On entend souvent parler de ville intelligente, de smart grid. Si chacun se fait une idée plus ou moins précise de ce que cela signifie, le concept reste encore flou puisque jamais véritablement expérimenté par les habitants. Pourtant, à Santander, une ville de 180 000 habitants du pays basque espagnol, c'est déjà une réalité.
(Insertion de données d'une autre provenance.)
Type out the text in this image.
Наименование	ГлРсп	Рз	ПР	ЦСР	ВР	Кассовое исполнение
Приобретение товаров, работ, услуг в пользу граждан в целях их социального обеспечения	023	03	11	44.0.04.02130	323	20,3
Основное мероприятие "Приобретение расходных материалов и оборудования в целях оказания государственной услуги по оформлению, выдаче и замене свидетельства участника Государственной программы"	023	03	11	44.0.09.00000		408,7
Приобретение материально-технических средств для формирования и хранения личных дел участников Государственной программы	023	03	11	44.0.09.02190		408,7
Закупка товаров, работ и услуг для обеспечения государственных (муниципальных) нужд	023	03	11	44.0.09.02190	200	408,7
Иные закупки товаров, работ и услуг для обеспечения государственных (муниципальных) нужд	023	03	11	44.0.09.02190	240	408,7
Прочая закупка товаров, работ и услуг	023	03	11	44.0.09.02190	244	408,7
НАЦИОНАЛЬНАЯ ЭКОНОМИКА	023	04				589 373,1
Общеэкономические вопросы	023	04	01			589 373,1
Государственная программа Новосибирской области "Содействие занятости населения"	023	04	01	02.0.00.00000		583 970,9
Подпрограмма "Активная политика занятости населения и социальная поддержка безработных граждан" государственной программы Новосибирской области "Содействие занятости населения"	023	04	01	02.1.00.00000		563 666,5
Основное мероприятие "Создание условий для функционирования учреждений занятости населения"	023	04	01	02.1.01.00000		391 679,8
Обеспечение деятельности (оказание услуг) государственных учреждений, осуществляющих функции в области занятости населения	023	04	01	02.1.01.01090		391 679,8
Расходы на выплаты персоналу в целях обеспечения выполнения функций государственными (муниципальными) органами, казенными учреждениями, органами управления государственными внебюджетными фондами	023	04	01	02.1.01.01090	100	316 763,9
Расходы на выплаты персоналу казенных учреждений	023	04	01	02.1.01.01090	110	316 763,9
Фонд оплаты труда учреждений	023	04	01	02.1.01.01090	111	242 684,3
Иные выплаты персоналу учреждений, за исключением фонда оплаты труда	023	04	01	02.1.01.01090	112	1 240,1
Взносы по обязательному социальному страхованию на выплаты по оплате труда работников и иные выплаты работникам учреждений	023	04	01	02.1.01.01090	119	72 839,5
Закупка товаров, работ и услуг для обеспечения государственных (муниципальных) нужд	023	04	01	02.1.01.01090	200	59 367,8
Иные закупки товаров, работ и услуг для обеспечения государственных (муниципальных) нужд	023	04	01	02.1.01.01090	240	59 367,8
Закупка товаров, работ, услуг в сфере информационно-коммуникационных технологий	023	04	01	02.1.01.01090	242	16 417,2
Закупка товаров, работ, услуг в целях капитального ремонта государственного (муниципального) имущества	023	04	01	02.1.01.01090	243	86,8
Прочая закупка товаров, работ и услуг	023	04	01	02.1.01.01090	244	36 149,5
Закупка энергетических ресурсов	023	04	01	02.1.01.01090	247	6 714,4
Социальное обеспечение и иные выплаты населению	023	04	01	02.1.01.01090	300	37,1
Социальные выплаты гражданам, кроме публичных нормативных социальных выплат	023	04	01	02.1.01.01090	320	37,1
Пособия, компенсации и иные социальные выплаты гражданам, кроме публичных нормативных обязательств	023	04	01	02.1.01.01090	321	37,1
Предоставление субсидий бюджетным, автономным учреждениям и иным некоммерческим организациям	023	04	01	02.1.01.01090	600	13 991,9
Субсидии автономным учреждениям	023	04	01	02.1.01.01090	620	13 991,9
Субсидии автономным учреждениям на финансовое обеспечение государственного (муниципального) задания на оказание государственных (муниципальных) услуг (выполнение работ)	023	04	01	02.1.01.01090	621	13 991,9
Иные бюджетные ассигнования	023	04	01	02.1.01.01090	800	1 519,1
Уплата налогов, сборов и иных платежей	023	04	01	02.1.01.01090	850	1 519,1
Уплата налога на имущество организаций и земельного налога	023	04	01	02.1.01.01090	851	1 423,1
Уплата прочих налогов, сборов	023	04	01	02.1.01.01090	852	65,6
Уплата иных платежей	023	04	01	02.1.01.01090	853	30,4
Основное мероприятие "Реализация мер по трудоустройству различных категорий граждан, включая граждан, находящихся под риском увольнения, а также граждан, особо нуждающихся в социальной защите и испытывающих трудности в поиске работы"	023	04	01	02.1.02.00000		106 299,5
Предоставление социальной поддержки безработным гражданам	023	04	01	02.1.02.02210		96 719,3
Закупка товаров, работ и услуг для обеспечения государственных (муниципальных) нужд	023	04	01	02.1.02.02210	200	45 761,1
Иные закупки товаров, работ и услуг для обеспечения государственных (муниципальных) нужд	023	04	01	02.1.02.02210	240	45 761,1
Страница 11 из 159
Luis Munoz, 48 ans, professeur en technologie de l'information et de la communication, a reçu de l'Union Européenne 9 millions d'euros pour développer un prototype de Smart City. Par sa taille moyenne, Santander représentait le laboratoire idéal pour un tel projet. Avec ce financement, il quadrille les 6km2 du centre ville de 10 000 capteurs qu'il accroche aux lampadaires, feux de signalisation ou sous l'asphalte. Les taxis, voitures de polices et même les citoyens par le biais d'une application mobile peuvent également se muer en capteurs ambulants. Jour et nuit, ils fournissent des informations sur l'éclairage, la température, l'humidité, la qualité de l'air, le traffic, le bruit, etc. Toute cette information est ensuite rassemblée et démêlée au laboratoire du professeur Munoz qui à l'aide d'un ordinateur, donne du sens à ce nuage de données.
Voici quelques exemples de ce que cela change pour la ville et les habitants :
quand une voie de circulation est bloquée par un accident, l'ordinateur voit en temps réel comment cela affecte le trafic dans toute la ville et propose des alternatives de circulation ;
auparavant, le maire envoyait des patrouilles la nuit pour repérer les lampadaires défectueux : aujourd'hui l'ordinateur indique avec précisions quelles ampoules doivent être changées. Il peut même ajuster l'intensité de la lumière en fonction de l'affluence ou du temps (on a besoin de moins d'éclairage par temps clair de pleine lune que sous la nuit noire d'un ciel orageux) ;
dans les parcs de la ville, les capteurs permettent d'optimiser l'utilisation d 'eau pour limiter les gaspillage ;
les éboueurs n'ont plus besoin de faire de voyages inutiles : ils sont informés en amont des containers pleins, prêts à être relevés.
Un gain économique et environnemental considérable pour la collectivité.

Implication des habitants en temps réel
Mais une ville intelligente, c'est avant tout une ville qui communique avec ses habitants, et inversement. C'est pourquoi la ville a édité une application pour smartphone appelée : « Pulse of the City ». Il suffit ensuite de pointer le portable vers l'objet qui les intéresse pour obtenir l'information :
vers l'arrêt de bus pour savoir quand arrive le prochain,
vers la salle de concert pour connaître les prochaines événements,
vers un bâtiment historique, pour les touristes, afin d'avoir des informations sur ce monument.

En prenant des photos de systèmes défectueux ou de trous dans la chaussée, ils peuvent également participer à la maintenance de leur ville, via un média bien plus efficace qu'une lettre à la mairie qui restaient auparavant sans effet ou sans réponse. Via l'application, les habitants peuvent également regarder combien de temps met la mairie pour remédier au problème et lui demander des comptes. Un dispositif qui incite donc la mairie à réagir le plus rapidement possible. Lancée il y a 5 mois, l'application a été téléchargée 500 fois : « les gens commencent à avoir confiance dans la technologie » assure le maire de la ville, Inigo de la Serna. Persuadé qu'elle est la seule voie du futur, il est d'ailleurs déterminé à aller plus loin et ouvrir des données jusqu'ici confidentielles au public. « Nous voulons créer une relation nouvelle et coopérative entre l’habitant de Santander et leur mairie » affirme-t-il au Spiegel.

Google, IBM, ainsi que plusieurs collectivités à travers le monde sont déjà venues observer la réussite de cet exemple grandeur nature de ville intelligente. La multinationale espagnole Ferrovial a même décidé de construire un centre recherche dédié aux smart grids.